A history of Women’s Rights

Women’s Rights:

This Week, we have chosen to publish an excerpt from Murtaza Mutahhari’s ‘The Right of Women in Islam’. The excerpt has been picked up from the Preface that was written down on September 19th, 1974.

“In the Western world, after the 17th Century, there was a movement in the area of social affairs, which took place in the wake of scientific and philosophical developments, and which went under the name of ‘Human Rights’. The writers and thinkers of the 17th and 18th Centuries propagated their ideas regarding natural, intrinsic and undeniable human rights with admirable tenacity. Rousseau, Voltaire and Montesquieu were among this group of authors and thinkers. Human society in general is deeply indebted to them. It may even be claimed that human society is no less indebted to them than to the great discoverers and inventors.

“The basic point to which the group gave their attention was that a human being by his nature and because of his birth and disposition possesses a series of rights and liberties. No person or group can, by any means or under any pretext, deny these rights and liberties to any individual or people. The owner of these rights himself cannot, by his free will and inclination, transfer them to anybody else and strip himself or deprive himself of them. Everybody, whether he is a ruler or ruled, black or white, rich or poor, is equal alike concerning these rights and liberties.

“This intellectual and social movement bore its fruits firstly in England and then in America and afterwards in France through revolutions, changes in the form of governments, signatures to petitions, and gradually these ideas spread to other countries of the world.

“In the 19th Century, new ideas with regards to the economics, social and political rights of human beings sprung up, and other changes took place which culminated in the appearance of socialism and the requirement of an allocation of a share in profits to the proletariat, and the transfer of government from capitalists to those who defended the working class.

“Upto the end of the 19th and the beginning of the 20th Century, what was said about human rights and what practical steps were taken were connected with the rights of the people concerning the employer class and the overlords. But in the 20th Century, the question of the rights of women as opposed to the rights of men arose, and, for the first time, in the ‘Universal Declaration of Human Rights’, which was drawn up after the Second World War in 1948 by the United Nations Organization, the equality of rights of women and men explicitly declared.

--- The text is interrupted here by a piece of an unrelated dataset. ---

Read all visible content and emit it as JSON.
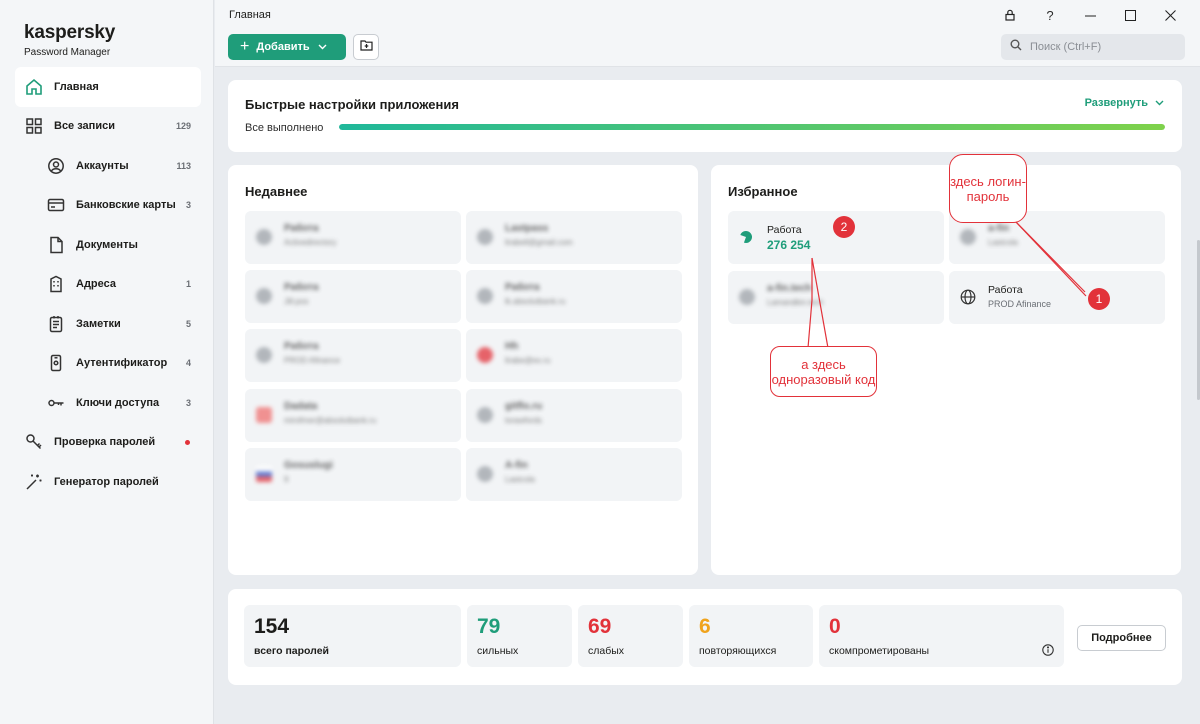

“In all the social movements of the West, from the 17th up to the present century, all ideas centred around two things: ‘liberty’ and ‘equality’. Keeping in view the fact that the movement for women’s rights in the West followed the same sequence as the other movements, and although the history of women’s rights in Europe was full of extraordinary hardships as far as their liberty and equality were discussed.

“The pioneers of this movement considered the liberty of women and the equality of their rights with those of men to be the completion and fulfilment of the movement for human rights that had been the central idea since the 17th Century. They claimed that without securing women’s liberty and establishing equal rights for men, any reference to human rights and freedom was meaningless. Moreover, they believed that all difficulties within the family arose from the absence of freedom for women and the inequality of the rights of women and men and that with the securing of this objective, all difficulties in the family would be solved in one swoop.”